Central Intelligence Agency officers visited with students at the Frederick S. Pardee School of Global Studies on April 11 and 12, 2017 to provide an overview of the CIA’s mission and to conduct an intelligence simulation.

Students from Pardee School Professor of the Practice of International Relations John Woodward‘s IR 518 “Evolution of Strategic Intelligence” played the role of CIA analysts and assessed a hypothetical event involving a terrorist group conducting an insurgency in a fictitious foreign country.

Students were given information collected from different sources and methods, such as signals intelligence, human intelligence, and open source.  Working as a team under tight time pressure, the students had to analyze, synthesize, and assess this information and provide an oral briefing to a senior intelligence official.

The CIA officers also met with students in Professor Joseph Wippl‘s IR 556 “Current and Future Intelligence Issues” course and provided excellent examples of the type of work intelligence analysts do, such as preparing inputs for the President’s Daily Brief and working together in interdisciplinary teams to assess foreign nuclear facilities.

Woo Jae Kim, a Pardee School undergraduate taking IR 581, said meeting with CIA analysts was a rare opportunity for a closer look at what a job in the intelligence community entails.

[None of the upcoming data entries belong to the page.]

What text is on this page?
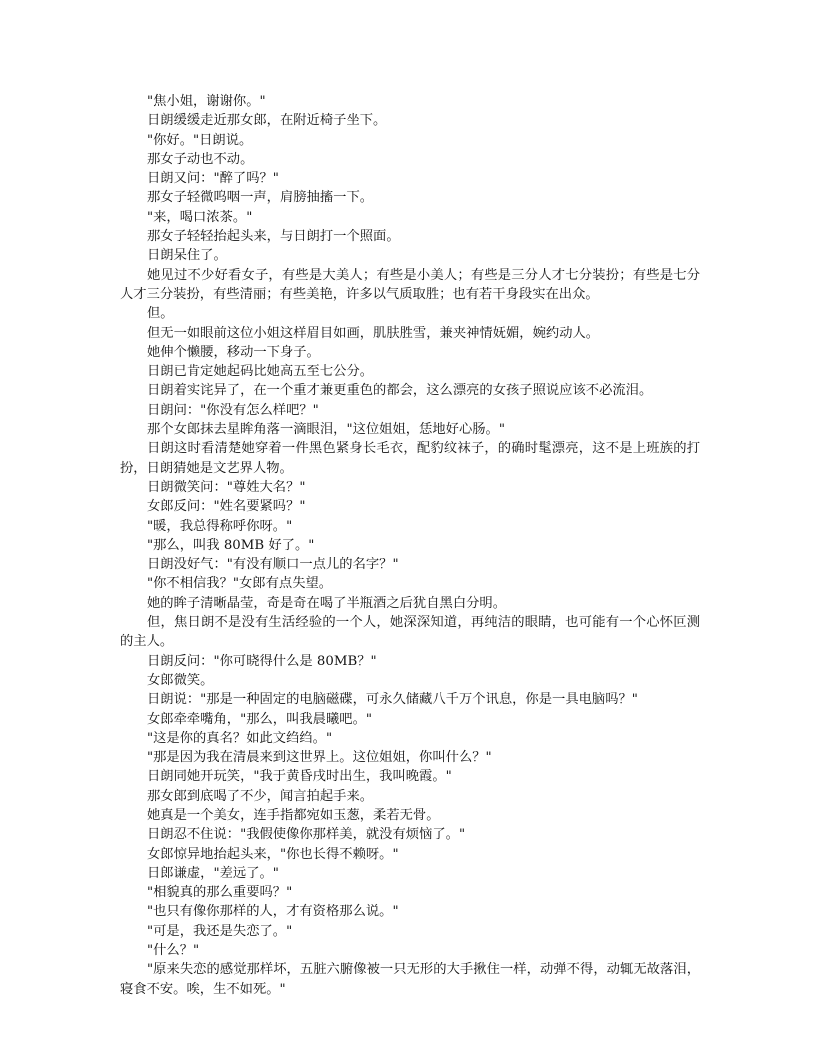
"焦小姐，谢谢你。"

日朗缓缓走近那女郎，在附近椅子坐下。

"你好。"日朗说。

那女子动也不动。

日朗又问："醉了吗？"

那女子轻微呜咽一声，肩膀抽搐一下。

"来，喝口浓茶。"

那女子轻轻抬起头来，与日朗打一个照面。

日朗呆住了。

她见过不少好看女子，有些是大美人；有些是小美人；有些是三分人才七分装扮；有些是七分人才三分装扮，有些清丽；有些美艳，许多以气质取胜；也有若干身段实在出众。

但。

但无一如眼前这位小姐这样眉目如画，肌肤胜雪，兼夹神情妩媚，婉约动人。

她伸个懒腰，移动一下身子。

日朗已肯定她起码比她高五至七公分。

日朗着实诧异了，在一个重才兼更重色的都会，这么漂亮的女孩子照说应该不必流泪。

日朗问："你没有怎么样吧？"

那个女郎抹去星眸角落一滴眼泪，"这位姐姐，恁地好心肠。"

日朗这时看清楚她穿着一件黑色紧身长毛衣，配豹纹袜子，的确时髦漂亮，这不是上班族的打扮，日朗猜她是文艺界人物。

日朗微笑问："尊姓大名？"

女郎反问："姓名要紧吗？"

"暖，我总得称呼你呀。"

"那么，叫我 80MB 好了。"

日朗没好气："有没有顺口一点儿的名字？"

"你不相信我？"女郎有点失望。

她的眸子清晰晶莹，奇是奇在喝了半瓶酒之后犹自黑白分明。

但，焦日朗不是没有生活经验的一个人，她深深知道，再纯洁的眼睛，也可能有一个心怀叵测的主人。

日朗反问："你可晓得什么是 80MB？"

女郎微笑。

日朗说："那是一种固定的电脑磁碟，可永久储藏八千万个讯息，你是一具电脑吗？"

女郎牵牵嘴角，"那么，叫我晨曦吧。"

"这是你的真名？如此文绉绉。"

"那是因为我在清晨来到这世界上。这位姐姐，你叫什么？"

日朗同她开玩笑，"我于黄昏戌时出生，我叫晚霞。"

那女郎到底喝了不少，闻言拍起手来。

她真是一个美女，连手指都宛如玉葱，柔若无骨。

日朗忍不住说："我假使像你那样美，就没有烦恼了。"

女郎惊异地抬起头来，"你也长得不赖呀。"

日郎谦虚，"差远了。"

"相貌真的那么重要吗？"

"也只有像你那样的人，才有资格那么说。"

"可是，我还是失恋了。"

"什么？"

"原来失恋的感觉那样坏，五脏六腑像被一只无形的大手揪住一样，动弹不得，动辄无故落泪，寝食不安。唉，生不如死。"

“The student exercise was a great opportunity to personally experience what analysts do, something I had only vaguely known about,” Kim said. “It helped me understand how analysts identify critical information from their sources and make assessments despite the existing uncertainty.  The analytical framework the CIA analysts showed was especially useful when crafting an analysis of the hypothetical situation. The part I found most interesting was when my team had to brief one of the CIA analysts on our assessment. We were constantly asked questions that challenged our analysis and that encouraged me to rethink the assumptions I made and consider different possibilities of the situation. Overall, this was an invaluable experience where I could learn about the inner workings and the nature of analysts’ job.”